By the time, designers of various specializations have reached the point of really good working conditions and tools for creative work, it has become more and more common to look back. It is all happening in search of certainty and trying to get away at least for a short time from the overwhelming digital media, eye-tiring monitors and Photoshop layers with sparkling imagery. Not knowing what origami is had already become a sign of improper interest. That’s right – paper. One can rebel against it, but cannot avoid it – one will meet a secretary in a bank, carrying a pile of invoices, someone will push a newspaper or a meaningless brochure into one’s hands. Paper has a great potential. It‘s possible to cut one‘s fingers with it, to fold a tetrahedron or even a human head from it, to convey various ideas by paper compositions without being called a child. Clearly, that is what Julien Vallée understood – this designer and art director from Montréal, Canada is famous for masterly paper compositions and motion graphics.
Julien Vallée. “Tangible” book cover
Though paper is not the only material for his activities. Julien uses various domestic tools, texture and its combinations, which go through a creative process and result in posters, videos or book covers. This can be called sculpture, just in a form less likely to stay and intended for different purposes. Nevertheless, computer is used in the end, is there a way to do without it? To describe the essence of Julien‘s works more accurately, the definition of one of his earlier pieces is of use: a connection between computing and handiwork processes in design. Since the beginning, he sought for the result to be visually aesthetical, looking almost like completed with computer vectors, but still having something real inside, made of concrete material, that can be sensed. These stylistic can be easily recognized in the majority of his works – shapes neatly cut out, loose, but not too distorted handwriting, matching compositions and barely felt computer effects for the completion. Usually Julien is helped by a friend photographer Simon Duhamel, who turns the paper sculptures into works with more durability.
I Just think that being a graphic designer in the 21st century involves so much more than only working behind a computer …and that’s great!“ — Julien Vallée.
Julien’s career started during graphic design studies at Université du Québec à Montréal in Canada, when he got a scholarship and went to practice in Paris. There he worked with well-known designers such as Stefan Sagmeister and successfully gained more experience. Eventually this young designer won several awards, such as ADC Young Guns 6 exhibition award from New York or Creative Review Award 2010. The number of awards and publications in various magazines and books grew quickly, the consequences were the international recognition and important customers — from MTV to The New York Times. Also, he intensively exhibited his paper installations/sculptures. I won‘t deny that Julien is worth it. Everything what he does stands out as professional, with clear ideas. Although a dose of youthful enthusiasm might be detected too, which does not seem to coincide with too serious clients, a wish to appear young and fashionable is present even in men in costumes, whose faces are shaded by seriousness.

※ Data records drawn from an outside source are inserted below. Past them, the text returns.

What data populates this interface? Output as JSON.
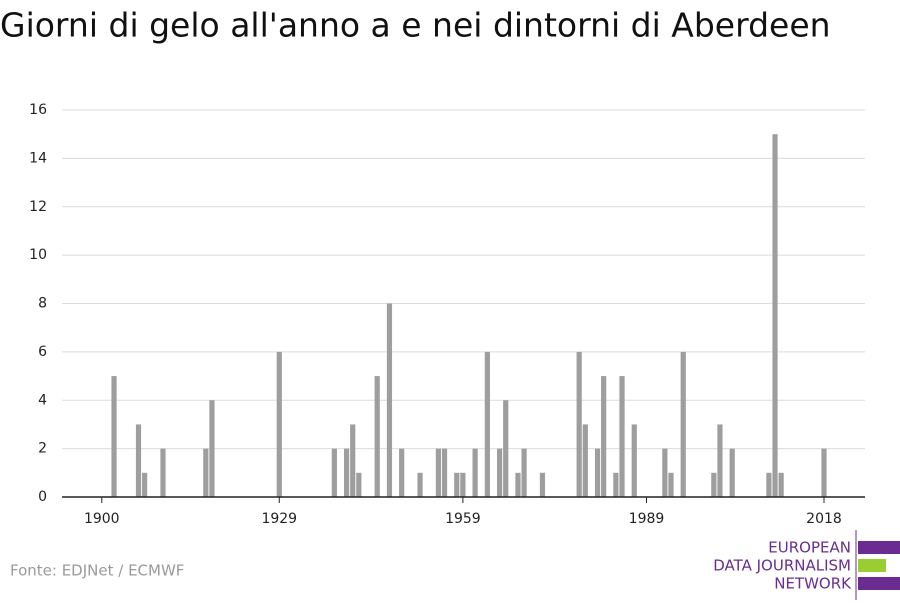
{
  "chart_data": {
    "type": "bar",
    "title": "Giorni di gelo all'anno a e nei dintorni di Aberdeen",
    "source": "Fonte: EDJNet / ECMWF",
    "logo": [
      "EUROPEAN",
      "DATA JOURNALISM",
      "NETWORK"
    ],
    "color": "#9e9e9e",
    "x": [
      1902,
      1906,
      1907,
      1910,
      1917,
      1918,
      1929,
      1938,
      1940,
      1941,
      1942,
      1945,
      1947,
      1949,
      1952,
      1955,
      1956,
      1958,
      1959,
      1961,
      1963,
      1965,
      1966,
      1968,
      1969,
      1972,
      1978,
      1979,
      1981,
      1982,
      1984,
      1985,
      1987,
      1992,
      1993,
      1995,
      2000,
      2001,
      2003,
      2009,
      2010,
      2011,
      2018
    ],
    "values": [
      5,
      3,
      1,
      2,
      2,
      4,
      6,
      2,
      2,
      3,
      1,
      5,
      8,
      2,
      1,
      2,
      2,
      1,
      1,
      2,
      6,
      2,
      4,
      1,
      2,
      1,
      6,
      3,
      2,
      5,
      1,
      5,
      3,
      2,
      1,
      6,
      1,
      3,
      2,
      1,
      15,
      1,
      2
    ],
    "xlim": [
      1893.5,
      2024.7
    ],
    "xticks": [
      1900,
      1929,
      1959,
      1989,
      2018
    ],
    "ylim": [
      0,
      16
    ],
    "yticks": [
      0,
      2,
      4,
      6,
      8,
      10,
      12,
      14,
      16
    ],
    "grid": true
  }
}
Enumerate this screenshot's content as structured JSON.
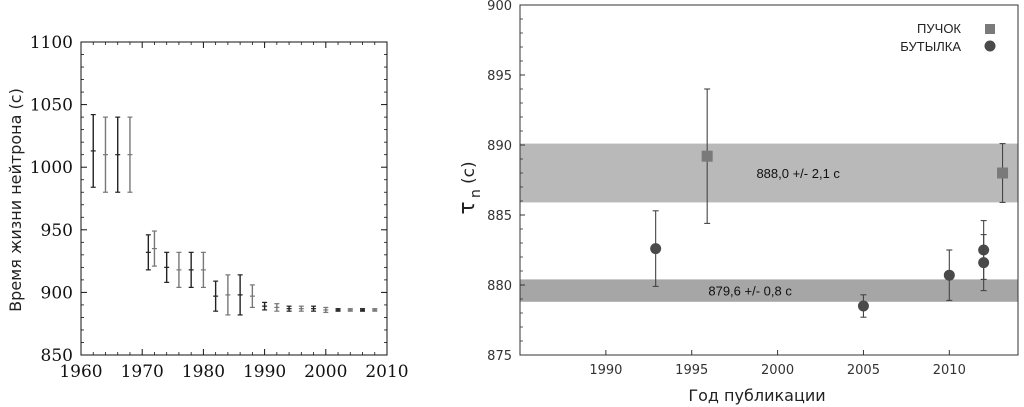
{
  "chart_data": [
    {
      "type": "scatter",
      "title": "",
      "xlabel": "",
      "ylabel": "Время жизни нейтрона (с)",
      "xlim": [
        1960,
        2010
      ],
      "ylim": [
        850,
        1100
      ],
      "x_ticks": [
        "1960",
        "1970",
        "1980",
        "1990",
        "2000",
        "2010"
      ],
      "y_ticks": [
        "850",
        "900",
        "950",
        "1000",
        "1050",
        "1100"
      ],
      "grid": false,
      "series": [
        {
          "x": [
            1962,
            1964,
            1966,
            1968,
            1971,
            1972,
            1974,
            1976,
            1978,
            1980,
            1982,
            1984,
            1986,
            1988,
            1990,
            1992,
            1994,
            1996,
            1998,
            2000,
            2002,
            2004,
            2006,
            2008
          ],
          "y": [
            1013,
            1010,
            1010,
            1010,
            932,
            935,
            920,
            918,
            918,
            918,
            897,
            898,
            898,
            897,
            889,
            888,
            887,
            887,
            887,
            886,
            886,
            886,
            886,
            886
          ],
          "err": [
            29,
            30,
            30,
            30,
            14,
            14,
            12,
            14,
            14,
            14,
            12,
            16,
            16,
            9,
            3,
            3,
            2,
            2,
            2,
            2,
            1,
            1,
            1,
            1
          ]
        }
      ]
    },
    {
      "type": "scatter",
      "title": "",
      "xlabel": "Год публикации",
      "ylabel_main": "τ",
      "ylabel_sub": "n",
      "ylabel_unit": "(с)",
      "xlim": [
        1985,
        2014
      ],
      "ylim": [
        875,
        900
      ],
      "x_ticks": [
        "1990",
        "1995",
        "2000",
        "2005",
        "2010"
      ],
      "y_ticks": [
        "875",
        "880",
        "885",
        "890",
        "895",
        "900"
      ],
      "grid": false,
      "legend_position": "top-right",
      "bands": [
        {
          "center": 888.0,
          "half_width": 2.1,
          "label": "888,0 +/- 2,1 с",
          "color": "#b9b9b9"
        },
        {
          "center": 879.6,
          "half_width": 0.8,
          "label": "879,6 +/- 0,8 с",
          "color": "#a6a6a6"
        }
      ],
      "series": [
        {
          "name": "ПУЧОК",
          "marker": "square",
          "color": "#7a7a7a",
          "x": [
            1995.9,
            2013.1
          ],
          "y": [
            889.2,
            888.0
          ],
          "err": [
            4.8,
            2.1
          ]
        },
        {
          "name": "БУТЫЛКА",
          "marker": "circle",
          "color": "#4a4a4a",
          "x": [
            1992.9,
            2005.0,
            2010.0,
            2012.0,
            2012.0
          ],
          "y": [
            882.6,
            878.5,
            880.7,
            882.5,
            881.6
          ],
          "err": [
            2.7,
            0.8,
            1.8,
            2.1,
            2.0
          ]
        }
      ]
    }
  ]
}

Next to photographed paper compositions, Julien Vallée‘s motion graphics require particular attention. When several months ago I discovered a video, presenting sponsors of the festival “OFFF“, created by this talented guy, I couldn‘t take my eyes off it, it made me want to click ‘repeat’ until I get totally bored. The transformations of things and unusual effects are charming with unexpectedness – a small ball causes a cupboard to collapse or a basketball, turning into a watermelon. A dose of good spirit with no obligations. When evaluating this work in the context of the others, it‘s clear that Julien attempts to remain loyal to an idea to create in new fields with new means, in this way stimulating his own improvement.
Another video project — DanseDance reveals how important, but often forgotten are everyday tools – with the help of keyboard one is able to control certain objects and see how they overflow or spin. What is left is to imagine these processes in reality.

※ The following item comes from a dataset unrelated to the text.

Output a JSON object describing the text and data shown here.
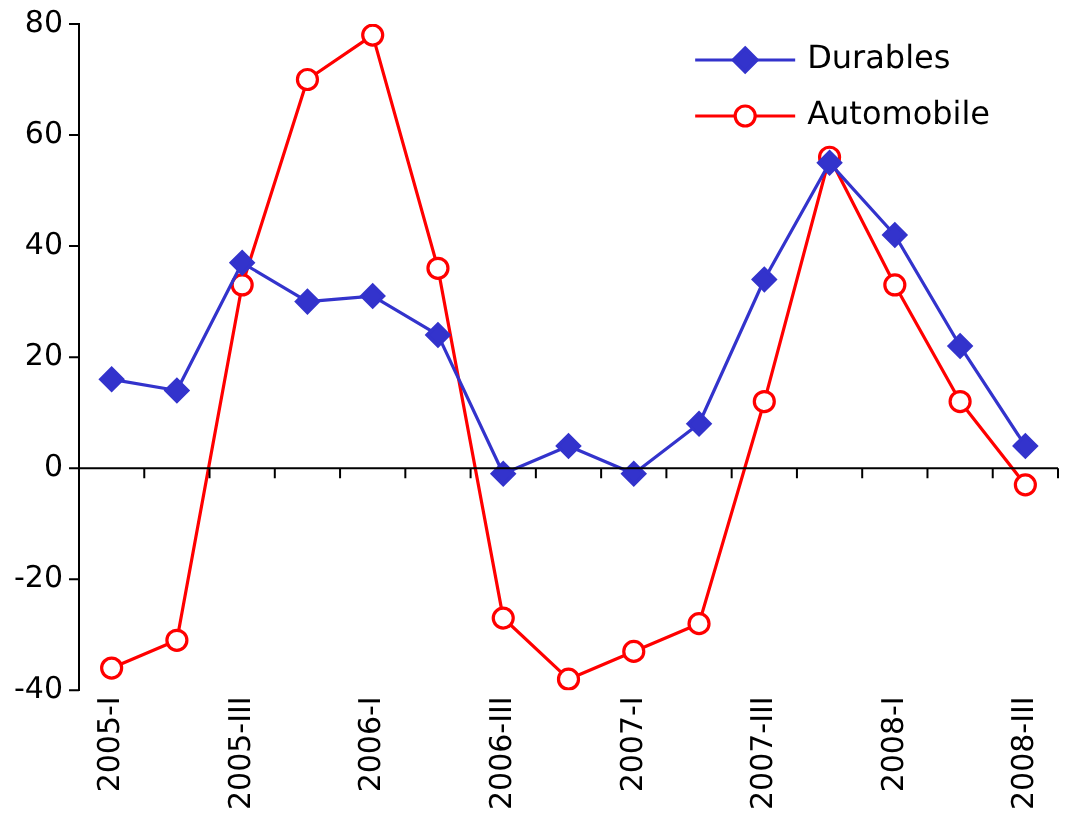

Julien Vallée‘s works show design evolution. The kind of design that is now most strived for – diverse, professional, merging different medias together. It proves that probably the future belongs to motion graphics. In fact, there have even been attempts to put it in sport shoes, whose owner could choose the images to be shown – that is what the order from Nike was like. Although this shouldn‘t seem to surprise any longer. No matter how much digital life is invading our routines, it is important not to forget the basics – manual work and paper, the ones you remember from your childhood, when you first tried to fold a paper plane. Paper is inspiring!